I think this is wholly appropriate – if one doesn’t know enough to dictate strategy and exercise fiduciary duty, one shouldn’t be a bank director.  Bank management should be able clearly to answer straightforward questions like “What’s this credit-default swap for?”  If they can’t make clear that the transaction isn’t a structured one designed to hide a client’s truth or that of the bank itself, the board should ban it.

But, before the transaction gets to the board, it has to go through the general counsel and risk-management team.  If you can’t answer and ask these straightforward questions to your own satisfaction, then the board at the least needs to know that you haven’t and won’t bless the deal.  If you think risk-management presentations are so abstruse that the board doesn’t understand the risk tolerances being established, the reputational risk being run or any other critical factor, bank counsel also must intervene to ensure that the board can comply with applicable law and rule.  This didn’t use to hold the board responsible along with senior management – general counsels included.  Now, though, it does.

I think much in the capital, liquidity and asset-securitization rules I’ve outlined today will change.  This will help a lot and avert some of the worst consequences I’ve laid out.  I also think a lot of work is under way to try better to balance these rules – and all the others we haven’t had time to discuss.  Or, at least I hope so, balancing all of these rules is among the most critical asks confronting regulators and the industry.  Even if the rules are dramatically altered – and I expect only minor modulations as they are finalized – the net cost of all of these regulatory rewrites is huge.  Add to it that of the pending legislation, and it could be crushing.

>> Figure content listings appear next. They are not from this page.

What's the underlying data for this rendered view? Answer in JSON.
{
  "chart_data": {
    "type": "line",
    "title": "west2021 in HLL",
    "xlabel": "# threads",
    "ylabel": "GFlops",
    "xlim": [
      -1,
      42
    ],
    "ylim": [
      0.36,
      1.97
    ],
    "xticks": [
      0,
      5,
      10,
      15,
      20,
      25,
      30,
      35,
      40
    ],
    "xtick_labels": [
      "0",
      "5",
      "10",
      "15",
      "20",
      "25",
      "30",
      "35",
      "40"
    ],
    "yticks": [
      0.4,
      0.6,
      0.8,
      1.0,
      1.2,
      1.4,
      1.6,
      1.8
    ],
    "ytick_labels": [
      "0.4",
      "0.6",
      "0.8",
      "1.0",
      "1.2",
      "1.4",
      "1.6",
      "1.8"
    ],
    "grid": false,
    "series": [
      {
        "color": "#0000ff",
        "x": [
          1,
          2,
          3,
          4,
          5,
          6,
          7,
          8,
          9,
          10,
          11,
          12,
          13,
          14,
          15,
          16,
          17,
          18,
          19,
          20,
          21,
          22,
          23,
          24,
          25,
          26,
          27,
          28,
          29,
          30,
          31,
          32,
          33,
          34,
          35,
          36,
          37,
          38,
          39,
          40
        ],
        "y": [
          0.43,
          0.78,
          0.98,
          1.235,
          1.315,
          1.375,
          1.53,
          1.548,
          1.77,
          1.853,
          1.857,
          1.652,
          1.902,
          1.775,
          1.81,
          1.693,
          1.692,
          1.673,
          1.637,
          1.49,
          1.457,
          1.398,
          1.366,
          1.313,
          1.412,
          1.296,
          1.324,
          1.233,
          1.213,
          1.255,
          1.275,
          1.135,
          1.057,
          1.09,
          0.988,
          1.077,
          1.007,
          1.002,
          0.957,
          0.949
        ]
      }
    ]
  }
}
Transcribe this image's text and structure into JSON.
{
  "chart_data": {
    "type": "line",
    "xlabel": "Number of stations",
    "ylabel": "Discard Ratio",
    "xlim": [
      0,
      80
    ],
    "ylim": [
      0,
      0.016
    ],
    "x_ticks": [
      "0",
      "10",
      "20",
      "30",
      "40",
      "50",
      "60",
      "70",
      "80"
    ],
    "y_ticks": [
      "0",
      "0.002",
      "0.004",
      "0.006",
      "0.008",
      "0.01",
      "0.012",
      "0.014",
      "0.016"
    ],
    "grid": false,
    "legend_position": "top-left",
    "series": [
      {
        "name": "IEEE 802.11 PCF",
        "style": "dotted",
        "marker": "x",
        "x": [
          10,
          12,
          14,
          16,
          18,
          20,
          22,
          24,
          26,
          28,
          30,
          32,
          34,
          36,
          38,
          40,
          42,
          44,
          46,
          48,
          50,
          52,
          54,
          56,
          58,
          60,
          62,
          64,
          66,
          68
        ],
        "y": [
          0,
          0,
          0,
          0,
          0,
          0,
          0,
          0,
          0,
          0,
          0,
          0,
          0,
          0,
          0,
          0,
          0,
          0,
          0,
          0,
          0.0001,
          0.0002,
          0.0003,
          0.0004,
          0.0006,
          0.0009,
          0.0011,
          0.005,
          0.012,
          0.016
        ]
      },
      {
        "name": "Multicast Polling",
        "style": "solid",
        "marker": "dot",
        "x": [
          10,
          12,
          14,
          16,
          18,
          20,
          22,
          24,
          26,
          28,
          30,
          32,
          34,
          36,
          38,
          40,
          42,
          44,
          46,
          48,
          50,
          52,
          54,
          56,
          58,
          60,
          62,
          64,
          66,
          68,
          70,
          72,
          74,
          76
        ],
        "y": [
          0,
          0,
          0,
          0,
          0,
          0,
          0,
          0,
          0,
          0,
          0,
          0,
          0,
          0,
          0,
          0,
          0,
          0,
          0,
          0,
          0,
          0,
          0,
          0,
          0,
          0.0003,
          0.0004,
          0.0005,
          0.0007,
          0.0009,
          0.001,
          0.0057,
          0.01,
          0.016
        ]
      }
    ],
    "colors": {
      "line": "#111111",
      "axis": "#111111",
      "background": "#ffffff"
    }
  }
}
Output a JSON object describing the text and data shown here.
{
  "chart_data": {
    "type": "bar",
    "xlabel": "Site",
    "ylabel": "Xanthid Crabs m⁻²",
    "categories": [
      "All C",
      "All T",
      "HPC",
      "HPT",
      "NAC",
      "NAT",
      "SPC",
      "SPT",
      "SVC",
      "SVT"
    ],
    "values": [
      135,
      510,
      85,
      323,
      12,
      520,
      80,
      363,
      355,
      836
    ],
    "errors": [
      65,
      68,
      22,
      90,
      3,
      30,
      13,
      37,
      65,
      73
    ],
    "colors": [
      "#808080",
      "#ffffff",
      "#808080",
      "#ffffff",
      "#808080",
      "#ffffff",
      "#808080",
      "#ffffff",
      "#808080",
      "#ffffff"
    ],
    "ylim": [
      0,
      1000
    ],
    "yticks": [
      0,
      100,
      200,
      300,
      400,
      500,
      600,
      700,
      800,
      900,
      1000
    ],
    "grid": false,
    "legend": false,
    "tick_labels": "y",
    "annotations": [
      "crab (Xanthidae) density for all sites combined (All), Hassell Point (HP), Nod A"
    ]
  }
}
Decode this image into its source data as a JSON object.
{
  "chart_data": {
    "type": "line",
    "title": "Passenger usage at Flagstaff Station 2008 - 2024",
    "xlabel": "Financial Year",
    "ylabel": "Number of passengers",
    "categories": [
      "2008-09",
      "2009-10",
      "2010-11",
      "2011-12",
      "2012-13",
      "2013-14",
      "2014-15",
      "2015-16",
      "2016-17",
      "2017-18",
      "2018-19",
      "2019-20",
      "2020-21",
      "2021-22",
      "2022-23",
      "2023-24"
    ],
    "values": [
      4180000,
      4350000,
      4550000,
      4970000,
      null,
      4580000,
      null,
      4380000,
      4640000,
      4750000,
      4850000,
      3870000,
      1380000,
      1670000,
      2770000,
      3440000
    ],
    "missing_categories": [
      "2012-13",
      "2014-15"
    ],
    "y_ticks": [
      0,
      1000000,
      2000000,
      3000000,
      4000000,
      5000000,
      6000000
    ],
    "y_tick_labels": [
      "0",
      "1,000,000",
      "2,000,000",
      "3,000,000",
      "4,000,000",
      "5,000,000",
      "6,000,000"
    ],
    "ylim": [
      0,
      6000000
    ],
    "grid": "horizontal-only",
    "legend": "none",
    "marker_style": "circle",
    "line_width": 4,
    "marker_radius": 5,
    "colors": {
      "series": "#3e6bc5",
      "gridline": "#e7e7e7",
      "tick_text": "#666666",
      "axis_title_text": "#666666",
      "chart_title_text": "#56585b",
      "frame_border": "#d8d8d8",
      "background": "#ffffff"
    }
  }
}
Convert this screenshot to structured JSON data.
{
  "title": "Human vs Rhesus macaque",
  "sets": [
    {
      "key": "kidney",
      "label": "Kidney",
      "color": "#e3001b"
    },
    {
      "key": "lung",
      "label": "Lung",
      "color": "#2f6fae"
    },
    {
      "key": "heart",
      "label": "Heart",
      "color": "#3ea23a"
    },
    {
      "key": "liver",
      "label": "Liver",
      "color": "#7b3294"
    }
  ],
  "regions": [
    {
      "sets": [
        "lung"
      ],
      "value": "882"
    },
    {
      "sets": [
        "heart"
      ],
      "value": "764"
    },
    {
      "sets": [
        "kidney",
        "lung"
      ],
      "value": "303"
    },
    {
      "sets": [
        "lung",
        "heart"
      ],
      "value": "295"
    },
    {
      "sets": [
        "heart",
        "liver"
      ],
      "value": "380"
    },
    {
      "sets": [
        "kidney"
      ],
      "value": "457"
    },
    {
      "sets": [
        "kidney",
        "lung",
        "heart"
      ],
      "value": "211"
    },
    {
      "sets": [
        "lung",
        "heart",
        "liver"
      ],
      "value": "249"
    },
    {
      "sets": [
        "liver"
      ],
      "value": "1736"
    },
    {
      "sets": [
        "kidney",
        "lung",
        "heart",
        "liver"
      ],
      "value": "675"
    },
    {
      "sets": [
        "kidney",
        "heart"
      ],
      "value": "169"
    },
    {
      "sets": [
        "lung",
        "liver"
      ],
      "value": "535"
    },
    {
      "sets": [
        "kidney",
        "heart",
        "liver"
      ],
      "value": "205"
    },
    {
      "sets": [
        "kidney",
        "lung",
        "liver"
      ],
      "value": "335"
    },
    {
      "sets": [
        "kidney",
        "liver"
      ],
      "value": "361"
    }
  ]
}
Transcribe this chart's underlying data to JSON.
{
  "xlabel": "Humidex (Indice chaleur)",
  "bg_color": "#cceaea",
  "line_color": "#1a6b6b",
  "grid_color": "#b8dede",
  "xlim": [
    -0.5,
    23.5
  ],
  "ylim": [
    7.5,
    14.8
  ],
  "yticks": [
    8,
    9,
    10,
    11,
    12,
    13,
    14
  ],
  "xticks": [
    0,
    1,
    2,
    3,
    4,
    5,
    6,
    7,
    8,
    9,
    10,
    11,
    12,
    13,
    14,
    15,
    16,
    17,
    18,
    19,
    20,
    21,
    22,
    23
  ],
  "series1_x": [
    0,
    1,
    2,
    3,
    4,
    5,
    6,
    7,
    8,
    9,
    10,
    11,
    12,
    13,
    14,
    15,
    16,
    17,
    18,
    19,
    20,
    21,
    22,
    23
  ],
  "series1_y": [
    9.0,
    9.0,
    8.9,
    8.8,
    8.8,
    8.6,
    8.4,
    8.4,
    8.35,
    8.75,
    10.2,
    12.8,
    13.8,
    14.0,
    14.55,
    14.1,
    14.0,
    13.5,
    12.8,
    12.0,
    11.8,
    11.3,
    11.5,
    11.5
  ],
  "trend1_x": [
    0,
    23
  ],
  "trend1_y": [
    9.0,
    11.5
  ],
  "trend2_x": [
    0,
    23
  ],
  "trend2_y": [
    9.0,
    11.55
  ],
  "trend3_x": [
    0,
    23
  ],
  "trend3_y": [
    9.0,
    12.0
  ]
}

No policy-maker I know means to wipe the floor with any banking organization, even if they like from time to time to vilify one or other big bank.  But, in the debris of the financial crisis, many have lost sight of the fact that banking is, at its root, risk intermediation.  Take out the risk, and you lose the bank.  Getting policy-makers to understand where each of your banks rightly takes risk – and ensuring your institutions appropriately control unduly risky behavior that could make you do wrong – is, I think, the most important strategic challenge confronting each of your institutions despite the many others I know keep you all up nights.